IMPALA-5870: Improve runtime profile for partial sort
A recent change (IMPALA-5498) added the ability to do partial sorts,
which divide their input up into runs each of which is sorted
individually, avoiding the need to spill. Some of the debug output
wasn't updated vs. regular sorts, leading to confusion.
This patch removes the counters 'SpilledRuns' and 'MergesPerformed'
since they will always be 0, and it renames the 'IntialRunsCreated'
counter to 'RunsCreated' since the 'Initial' refers to the fact that
in a regular sort those runs may be spilled or merged.

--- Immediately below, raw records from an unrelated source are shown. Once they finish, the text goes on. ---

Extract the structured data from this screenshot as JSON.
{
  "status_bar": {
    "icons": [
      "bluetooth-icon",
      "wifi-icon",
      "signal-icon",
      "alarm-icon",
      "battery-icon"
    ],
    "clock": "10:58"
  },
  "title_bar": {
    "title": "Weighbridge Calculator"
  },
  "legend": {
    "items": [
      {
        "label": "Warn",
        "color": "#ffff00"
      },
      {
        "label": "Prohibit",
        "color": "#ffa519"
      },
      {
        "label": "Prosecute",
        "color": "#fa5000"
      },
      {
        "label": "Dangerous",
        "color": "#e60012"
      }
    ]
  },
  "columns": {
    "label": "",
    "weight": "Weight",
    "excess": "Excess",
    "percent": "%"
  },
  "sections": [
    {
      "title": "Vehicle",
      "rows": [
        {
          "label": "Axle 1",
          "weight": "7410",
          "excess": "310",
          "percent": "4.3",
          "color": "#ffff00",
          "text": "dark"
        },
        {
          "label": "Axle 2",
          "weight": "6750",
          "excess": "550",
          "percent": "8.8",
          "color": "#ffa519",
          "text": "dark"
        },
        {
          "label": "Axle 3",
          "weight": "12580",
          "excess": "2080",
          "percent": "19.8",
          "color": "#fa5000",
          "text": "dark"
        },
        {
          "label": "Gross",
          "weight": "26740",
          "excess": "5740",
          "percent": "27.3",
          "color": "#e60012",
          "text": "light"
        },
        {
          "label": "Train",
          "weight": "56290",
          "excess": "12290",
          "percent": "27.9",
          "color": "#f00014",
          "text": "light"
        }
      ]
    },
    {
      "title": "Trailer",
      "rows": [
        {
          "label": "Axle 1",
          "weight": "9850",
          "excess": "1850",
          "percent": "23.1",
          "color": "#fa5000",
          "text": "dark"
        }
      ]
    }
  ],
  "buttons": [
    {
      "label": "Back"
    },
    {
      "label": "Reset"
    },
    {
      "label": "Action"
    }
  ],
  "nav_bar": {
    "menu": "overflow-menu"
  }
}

It also adds a profile info string 'SortType' that can take the values
'Total', 'TopN', or 'Partial' to reflect the type of exec node being
used.
Example profile snippet for a partial sort:
SORT_NODE (id=2):(Total: 403.261us, non-child: 382.029us, % non-child: 94.73%)
SortType: Partial
ExecOption: Codegen Enabled
- NumRowsPerRun: (Avg: 44 (44) ; Min: 44 (44) ; Max: 44 (44) ; Number of
samples: 1)
- InMemorySortTime: 34.201us
- PeakMemoryUsage: 2.02 MB (2117632)
- RowsReturned: 44 (44)
- RowsReturnedRate: 109.11 K/sec
- RunsCreated: 1 (1)
- SortDataSize: 572.00 B (572)
Testing:
- Manually ran several sorting queries and inspected their profiles
- Updated a kudu_insert test that relied on the 'SpilledRuns' counter
to be 0 for a partial sort.
Change-Id: I2b15af78d8299db8edc44ff820c85db1cbe0be1b
Reviewed-on: http://gerrit.cloudera.org:8080/8123
Reviewed-by: Tim Armstrong <[email protected]>
Tested-by: Impala Public Jenkins
Project: http://git-wip-us.apache.org/repos/asf/incubator-impala/repo
Commit: http://git-wip-us.apache.org/repos/asf/incubator-impala/commit/4d49099a
Tree: http://git-wip-us.apache.org/repos/asf/incubator-impala/tree/4d49099a
Diff: http://git-wip-us.apache.org/repos/asf/incubator-impala/diff/4d49099a
Branch: refs/heads/master
Commit: 4d49099a8bbea3f24f53272f321a19266dc932b8
Parents: 439f245
Author: Thomas Tauber-Marshall <[email protected]>
Authored: Thu Sep 21 12:04:25 2017 -0700
Committer: Impala Public Jenkins <[email protected]>
Committed: Wed Sep 27 18:55:26 2017 +0000
----------------------------------------------------------------------
be/src/exec/partial-sort-node.cc | 1 +
be/src/exec/sort-node.cc | 1 +
be/src/exec/topn-node.cc | 1 +
be/src/runtime/sorter.cc | 10 +++++++---
.../functional-query/queries/QueryTest/kudu_insert.test | 2 +-
5 files changed, 11 insertions(+), 4 deletions(-)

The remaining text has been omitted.